What are the factors that should be considered when deciding who the best teachers are AND more importantly how do we build these factors in all teachers!
- Ability to connect with and engage students
- Planning and developing learning experiences that cater for student’s needs
- Management of the learning environment
- Organisational skills
- Ability to explain things clearly and in a variety of ways
- Expertise and knowledge of the subject
- What the students actually learnt
- Contribution as a team member
- Sense of humour
- Ability to effectively communicate with parents
Increased teacher accountability and moves to performance pay make measuring teacher effectiveness more topical than ever before. However I’d argue that clarity about what makes teachers effective is even more important. Being clear about what makes a difference to student learning enables us to build every teachers capacity.
Debate about how to measure teacher effectiveness is raging in the United States. Student outcomes have been touted but offer a simplistic measure that doesn’t acknowledge the backgrounds of the students. It’s not surprising that good students from good families in ‘green, leafy’ suburbs generally achieve good results, some may say in spite of their teachers.
Value added measures were then advocated to recognize ‘distance travelled’ by students. However again this is too simplistic as the standardized tests didn’t cover all years or all outcomes. It is impossible to fairly allocate credit where it is due.
The Bill and Melinda Gates Foundation commissioned research known as the MET Project (Measures of Effective Teaching). In their initial report in 2010 (Learning about Teaching), the MET Project team found that a well-designed student perception survey can provide reliable feedback on aspects of teaching practice that are predictive of student learning.
This is an area that I believe has great potential for increasing teacher effectiveness. In my pilot programs I have utilised the SurveyMyClass instrument so that teachers receive feedback from their students at the end of each term.
The MET Project report in 2012 (Gathering Feedback for Teaching), presented similar results for classroom observations as reliable predictors of student learning. They also found that an accurate observation rating requires two or more lessons, each scored by a different certified observer. With each analysis they reported that they have better understood the particular contribution that each measure makes to a complete picture of effective teaching and how those measures should be implemented to provide teachers with accurate and meaningful feedback.
Ensuring Fair and Reliable Measures of Effective Teaching
Culminating Findings from the MET Project’s Three-Year Study
Bill and Melinda Gates Foundation, 2013
Teaching and learning are complex! It therefore isn’t surprising that no single measure will acknowledge the multi-faceted profession of teaching. Multiple sources are therefore needed.
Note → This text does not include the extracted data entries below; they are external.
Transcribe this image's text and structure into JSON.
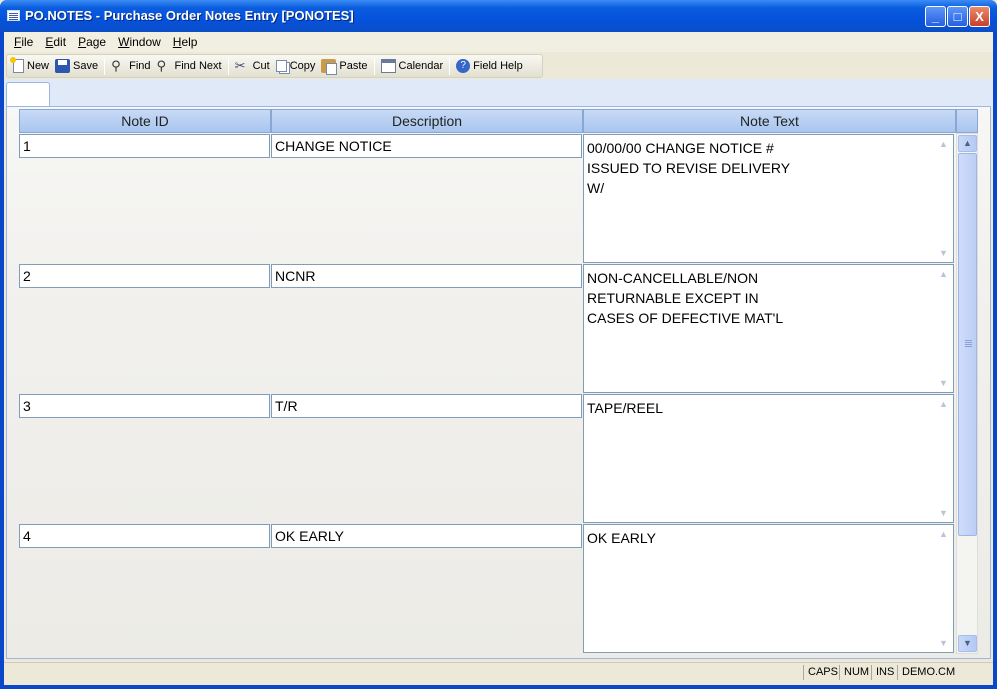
{
  "window": {
    "title": "PO.NOTES - Purchase Order Notes Entry [PONOTES]",
    "controls": {
      "minimize": "_",
      "maximize": "□",
      "close": "X"
    }
  },
  "menu": [
    {
      "label": "File",
      "mnemonic": "F"
    },
    {
      "label": "Edit",
      "mnemonic": "E"
    },
    {
      "label": "Page",
      "mnemonic": "P"
    },
    {
      "label": "Window",
      "mnemonic": "W"
    },
    {
      "label": "Help",
      "mnemonic": "H"
    }
  ],
  "toolbar": {
    "new": "New",
    "save": "Save",
    "find": "Find",
    "find_next": "Find Next",
    "cut": "Cut",
    "copy": "Copy",
    "paste": "Paste",
    "calendar": "Calendar",
    "field_help": "Field Help"
  },
  "grid": {
    "headers": {
      "note_id": "Note ID",
      "description": "Description",
      "note_text": "Note Text"
    },
    "rows": [
      {
        "note_id": "1",
        "description": "CHANGE NOTICE",
        "note_text": "00/00/00 CHANGE NOTICE #\nISSUED TO REVISE DELIVERY\nW/"
      },
      {
        "note_id": "2",
        "description": "NCNR",
        "note_text": "NON-CANCELLABLE/NON\nRETURNABLE EXCEPT IN\nCASES OF DEFECTIVE MAT'L"
      },
      {
        "note_id": "3",
        "description": "T/R",
        "note_text": "TAPE/REEL"
      },
      {
        "note_id": "4",
        "description": "OK EARLY",
        "note_text": "OK EARLY"
      }
    ]
  },
  "status": {
    "caps": "CAPS",
    "num": "NUM",
    "ins": "INS",
    "account": "DEMO.CM"
  }
}
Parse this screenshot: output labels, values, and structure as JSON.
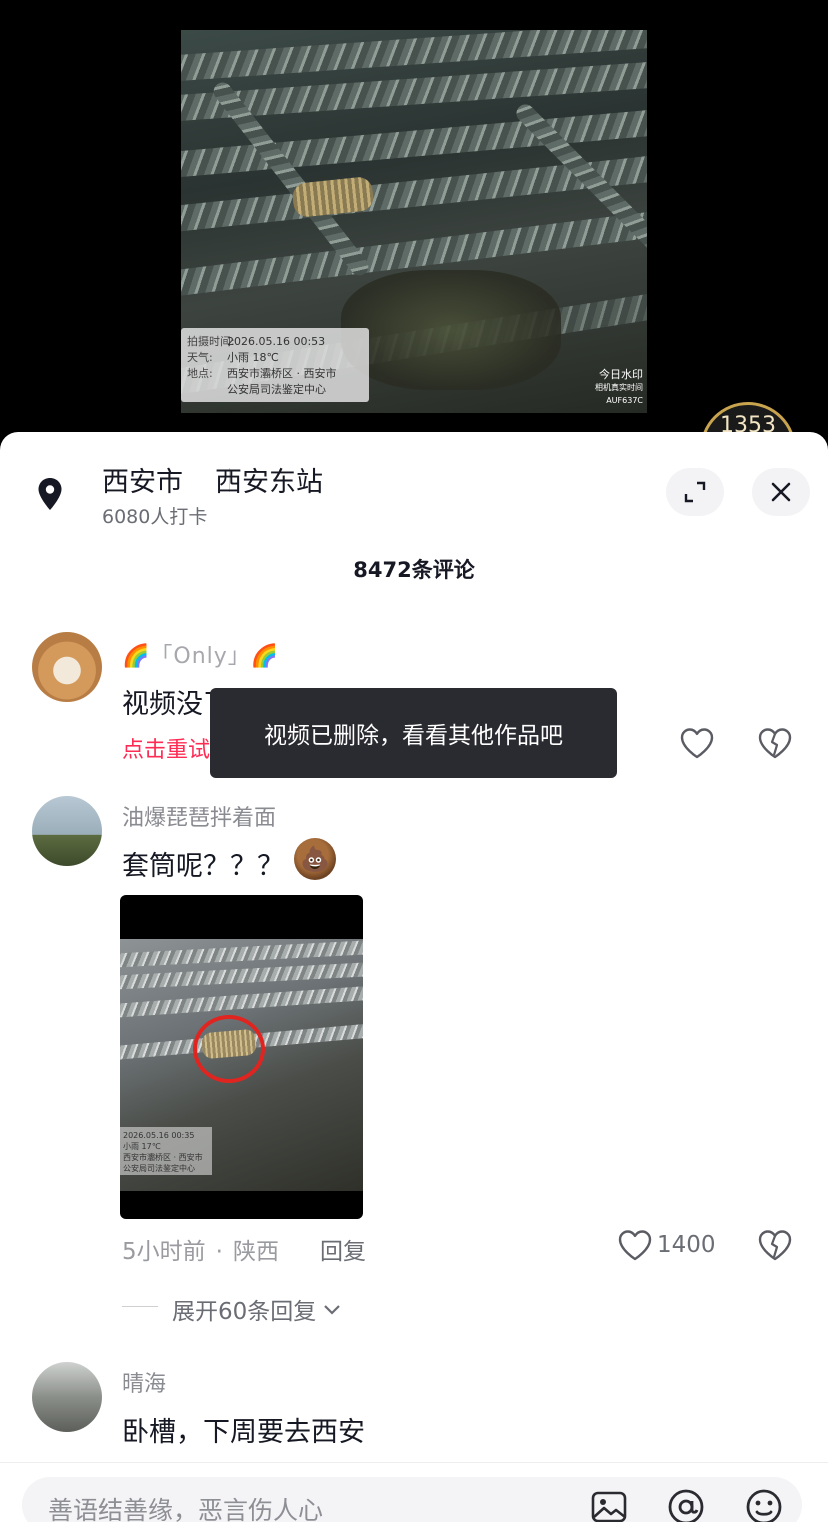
{
  "video": {
    "stamp": {
      "time_label": "拍摄时间:",
      "time_value": "2026.05.16 00:53",
      "weather_label": "天气:",
      "weather_value": "小雨 18℃",
      "place_label": "地点:",
      "place_value": "西安市灞桥区 · 西安市",
      "place_value2": "公安局司法鉴定中心"
    },
    "watermark_title": "今日水印",
    "watermark_sub": "相机真实时间",
    "watermark_code": "AUF637C",
    "counter": "1353"
  },
  "location": {
    "city": "西安市",
    "station": "西安东站",
    "checkins": "6080人打卡"
  },
  "comments_header": "8472条评论",
  "toast": "视频已删除，看看其他作品吧",
  "comments": [
    {
      "username": "🌈「Only」🌈",
      "text": "视频没了",
      "retry": "点击重试"
    },
    {
      "username": "油爆琵琶拌着面",
      "text": "套筒呢？？？",
      "emoji": "💩",
      "attachment_stamp": {
        "line1": "2026.05.16 00:35",
        "line2": "小雨 17℃",
        "line3": "西安市灞桥区 · 西安市",
        "line4": "公安局司法鉴定中心"
      },
      "time": "5小时前",
      "region": "陕西",
      "reply_label": "回复",
      "likes": "1400",
      "expand_replies": "展开60条回复"
    },
    {
      "username": "晴海",
      "text": "卧槽，下周要去西安"
    }
  ],
  "input": {
    "placeholder": "善语结善缘，恶言伤人心"
  },
  "icons": {
    "location": "map-pin-icon",
    "expand": "expand-icon",
    "close": "close-icon",
    "like": "heart-icon",
    "dislike": "broken-heart-icon",
    "chevron": "chevron-down-icon",
    "image": "image-icon",
    "at": "at-icon",
    "emoji": "emoji-icon"
  },
  "colors": {
    "accent": "#fe2c55",
    "toast_bg": "#2a2b30",
    "badge_ring": "#c9a44f"
  }
}
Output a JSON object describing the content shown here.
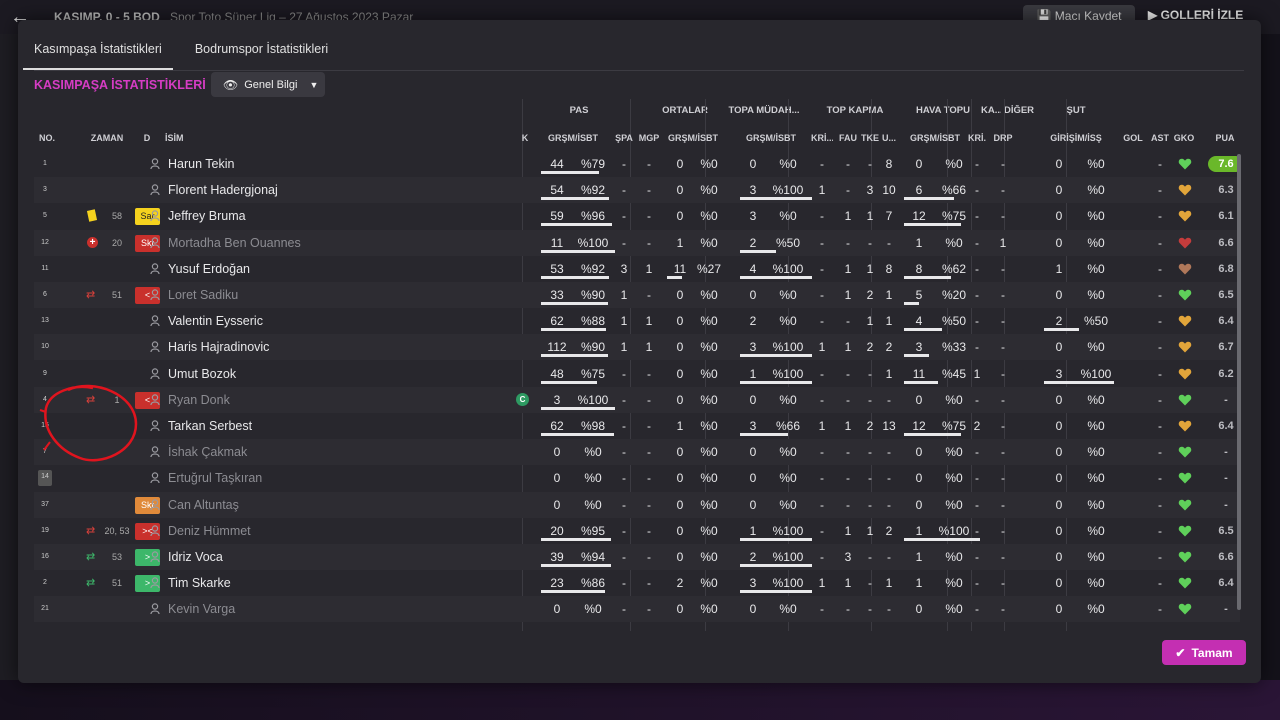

I believe that increasing teacher effectiveness should focus on how engaged the students are, how much time the students are in the ‘learning zone’ (appropriately challenged) and how much the students’ actually learnt (the value-added). I therefore believe that at least three aspects are needed when considering teacher effectiveness.
- Lesson observations based on agreed criteria of good teaching
- Student input from an appropriate student or parent survey and
- Student learning outcomes and value-added
The 2013 report from the MET Project states, “Estimates of teachers’ effectiveness are more stable from year to year when they combine classroom observations, student surveys, and measures of student achievement gains than when they are based solely on the latter.”